Where the docs go quiet

Two recurring blind spots. The first is data residency specifics — the place official pages most often stay silent, so several entries fall back to secondary sources marked unofficial. The second is whether a service trains on data at all — Clerk's docs simply don't address it, Fly publishes no explicit no-training promise (only an ownership clause that points the right way), and Hugging Face is silent on whether your private uploads feed training (the no-training read leans on the absence of any training license, not a quoted promise). A third, smaller pattern: a company can be clear on training yet quiet on the paperwork — Raycast states its no-training stance plainly but publishes no DPA or sub-processor list, names its EU/UK transfer safeguard only as "contractual protections" rather than Standard Contractual Clauses, and gives a deletion trigger without a timeframe; a compliance reviewer would have to ask directly.
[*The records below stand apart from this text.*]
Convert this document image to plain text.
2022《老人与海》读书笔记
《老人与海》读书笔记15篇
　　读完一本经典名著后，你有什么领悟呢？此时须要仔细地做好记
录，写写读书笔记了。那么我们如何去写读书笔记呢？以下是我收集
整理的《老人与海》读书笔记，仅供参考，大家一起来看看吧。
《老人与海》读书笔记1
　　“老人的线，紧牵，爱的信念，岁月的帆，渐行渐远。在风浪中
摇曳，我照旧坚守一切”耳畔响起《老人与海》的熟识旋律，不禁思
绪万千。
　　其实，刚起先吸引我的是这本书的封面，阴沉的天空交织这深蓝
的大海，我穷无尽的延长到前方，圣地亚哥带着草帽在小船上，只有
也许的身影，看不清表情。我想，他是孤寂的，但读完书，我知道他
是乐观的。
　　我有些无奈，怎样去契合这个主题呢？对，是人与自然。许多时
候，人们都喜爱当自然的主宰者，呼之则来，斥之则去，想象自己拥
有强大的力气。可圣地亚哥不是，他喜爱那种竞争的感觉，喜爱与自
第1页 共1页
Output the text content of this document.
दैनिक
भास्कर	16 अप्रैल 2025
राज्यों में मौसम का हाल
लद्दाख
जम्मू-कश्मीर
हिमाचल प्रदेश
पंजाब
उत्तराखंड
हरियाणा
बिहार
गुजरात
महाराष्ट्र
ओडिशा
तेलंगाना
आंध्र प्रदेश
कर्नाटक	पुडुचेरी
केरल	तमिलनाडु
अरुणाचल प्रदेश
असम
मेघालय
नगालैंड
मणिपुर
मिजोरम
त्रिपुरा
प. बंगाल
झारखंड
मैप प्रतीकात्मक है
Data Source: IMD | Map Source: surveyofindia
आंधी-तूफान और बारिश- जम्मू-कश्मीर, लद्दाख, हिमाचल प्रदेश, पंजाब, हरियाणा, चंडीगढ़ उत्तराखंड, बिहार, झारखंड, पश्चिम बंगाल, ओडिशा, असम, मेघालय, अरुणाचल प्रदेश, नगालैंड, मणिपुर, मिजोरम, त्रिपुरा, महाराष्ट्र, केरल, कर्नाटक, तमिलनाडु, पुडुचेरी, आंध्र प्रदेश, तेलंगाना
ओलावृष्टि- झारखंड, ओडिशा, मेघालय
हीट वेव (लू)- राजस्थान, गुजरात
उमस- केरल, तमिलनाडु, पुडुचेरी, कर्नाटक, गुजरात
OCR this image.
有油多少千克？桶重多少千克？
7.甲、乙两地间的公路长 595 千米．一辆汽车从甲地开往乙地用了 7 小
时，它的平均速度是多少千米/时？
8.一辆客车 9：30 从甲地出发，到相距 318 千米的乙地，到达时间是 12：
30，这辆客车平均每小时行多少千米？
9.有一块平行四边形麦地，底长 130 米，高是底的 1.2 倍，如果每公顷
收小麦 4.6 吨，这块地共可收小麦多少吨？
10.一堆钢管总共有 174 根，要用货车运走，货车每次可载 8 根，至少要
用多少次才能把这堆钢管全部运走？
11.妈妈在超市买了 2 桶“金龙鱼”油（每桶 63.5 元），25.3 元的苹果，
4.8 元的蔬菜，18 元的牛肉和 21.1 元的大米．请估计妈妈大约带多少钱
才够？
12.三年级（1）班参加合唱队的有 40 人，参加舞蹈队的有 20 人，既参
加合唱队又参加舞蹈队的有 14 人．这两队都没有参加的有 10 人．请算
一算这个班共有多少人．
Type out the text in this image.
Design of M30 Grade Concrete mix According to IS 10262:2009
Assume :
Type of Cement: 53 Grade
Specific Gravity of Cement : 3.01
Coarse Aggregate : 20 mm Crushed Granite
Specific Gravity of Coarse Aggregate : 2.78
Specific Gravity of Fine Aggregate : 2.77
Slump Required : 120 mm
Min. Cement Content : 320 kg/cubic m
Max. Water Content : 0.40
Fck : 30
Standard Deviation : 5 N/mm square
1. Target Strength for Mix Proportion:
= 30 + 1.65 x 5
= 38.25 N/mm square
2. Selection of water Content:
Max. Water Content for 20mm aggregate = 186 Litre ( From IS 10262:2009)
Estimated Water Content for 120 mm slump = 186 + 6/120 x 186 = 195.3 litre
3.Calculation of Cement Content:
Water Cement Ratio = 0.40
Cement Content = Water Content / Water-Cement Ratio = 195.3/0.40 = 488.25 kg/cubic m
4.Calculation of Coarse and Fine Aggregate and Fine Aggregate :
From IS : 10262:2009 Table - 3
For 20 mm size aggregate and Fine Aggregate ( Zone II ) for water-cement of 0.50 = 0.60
When a company's own docs don't state something, that's the honest answer: they don't say. Assume nothing the docs don't state, keep your own copy, and if a no-training guarantee is load-bearing for you, ask the company directly rather than inferring one. [unclear]

Sources

Provenance for each company sits on that company's own entry: Anthropic, OpenAI, GitHub, GitLab, Google, Vercel, Netlify, Cloudflare, Fly.io, Replit, Notion, Clerk, Hugging Face, Lovable, Raycast. Each cites the company's terms, privacy policy, and docs directly, and flags any secondary source as unofficial with the date seen.